I expect this approach to fail. For it to have any chance of success, we need to be sure that both model-as-definition and the intelligence module idea are rigorously defined. Then we have to have a good understanding of the various ways how the approach might fail, before we can even begin to talk about how it might succeed.
The first issue that springs to mind is when multiple definitions fit the AI's model of human intentions and understanding. We might want the AI to try and accomplish all the things it is asked to do, according to all the definitions. Therefore, similarly to this post, we want to phrase the instructions carefully so that a "bad instantiation" simply means the AI does something pointless, rather than something negative. Eg "Give humans something nice" seems much safer than "give humans what they really want".
And then of course there's those orders where humans really don't understand what they themselves want...
I'd want a lot more issues like that discussed and solved, before I'd recommend using this approach to getting a safe FAI.
Let me play devil's advocate for this position.
How to specify goals at compile time is a technical question, but we can do some a priori theorizing as to how we might do it. Roughly, there are two high level approaches of how to go about it. Simple hard-coded goals, and goals fed in from more complex modules. A simple hard-coded goal might be something like current reinforcement learners were the reward signal is human praise (or, a simple to hard-code proxy for human praise such as pressing a reward button). The other alternative is to make a a few modules (e.g. one for natural language understanding, one for modeling humans) and "use it/them as part of the definition of the new AI's motivation.").
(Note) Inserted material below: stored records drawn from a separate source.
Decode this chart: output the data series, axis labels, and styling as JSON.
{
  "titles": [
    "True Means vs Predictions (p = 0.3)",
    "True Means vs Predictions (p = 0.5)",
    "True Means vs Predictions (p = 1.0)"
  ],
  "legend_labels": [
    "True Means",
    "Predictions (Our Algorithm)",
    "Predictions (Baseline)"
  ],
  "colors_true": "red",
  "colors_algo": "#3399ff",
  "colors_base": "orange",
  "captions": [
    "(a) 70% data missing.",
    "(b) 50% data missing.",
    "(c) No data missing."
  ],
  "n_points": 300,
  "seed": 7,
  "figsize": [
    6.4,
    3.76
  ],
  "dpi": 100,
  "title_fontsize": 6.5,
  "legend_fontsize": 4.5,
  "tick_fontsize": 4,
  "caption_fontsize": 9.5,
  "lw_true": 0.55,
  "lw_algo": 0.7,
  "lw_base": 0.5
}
Responses to counterarguments:
4.1: needing to specify commands carefully (e.g. "give humans what they really want".).
The whole point of intelligence is being able to specify tasks in an ambiguous way (e.g. you don't have to specify what you want in such detail that you're practically programming a computer). An AI that actually wants to make you happier (since it's goals were specified at compile time using a module that models humans) will ask you what to clarify your intentions if you give it vague goals.
Some other thoughts:
It will be hard to accomplish this, since nobody knows how to go about building such modules. Modeling language, humans, and human values are hard problems. Building the modules is a technical question. But, it is necessary and sufficient to build the modules and feed them into the goal system of another AI to build a friendly AI. In fact, one could make a stronger argument that any AGI that's built with a goal system must have it's goal system specified with natural language modules (e.g. reinforcement learning sucks). Thus, it is likely that any built AGIs would be FAIs.
EDITED to add: Tool-AI arguments. If you can build the modules to feed into an AI with a goal system, then you might be able to build a "tool-AI" that doesn't a goal system. I think it's hard to say a priori that such an architecture isn't more likely than an architecture that requires a goal system. It's even harder to say that a tool-AI architecture is impossible to build.
In summary, I think the chief issues with building friendly AI are technical issues related to actually building the AI. I don't see how decision theory helps. I do think that unfriendly humans with a tool AI is something to be concerned about, but doing math research doesn't seem related to that (Incidentally, MIRI's math research has intrigued people like Elon Musk, which helps with the "unfriendly humans problem").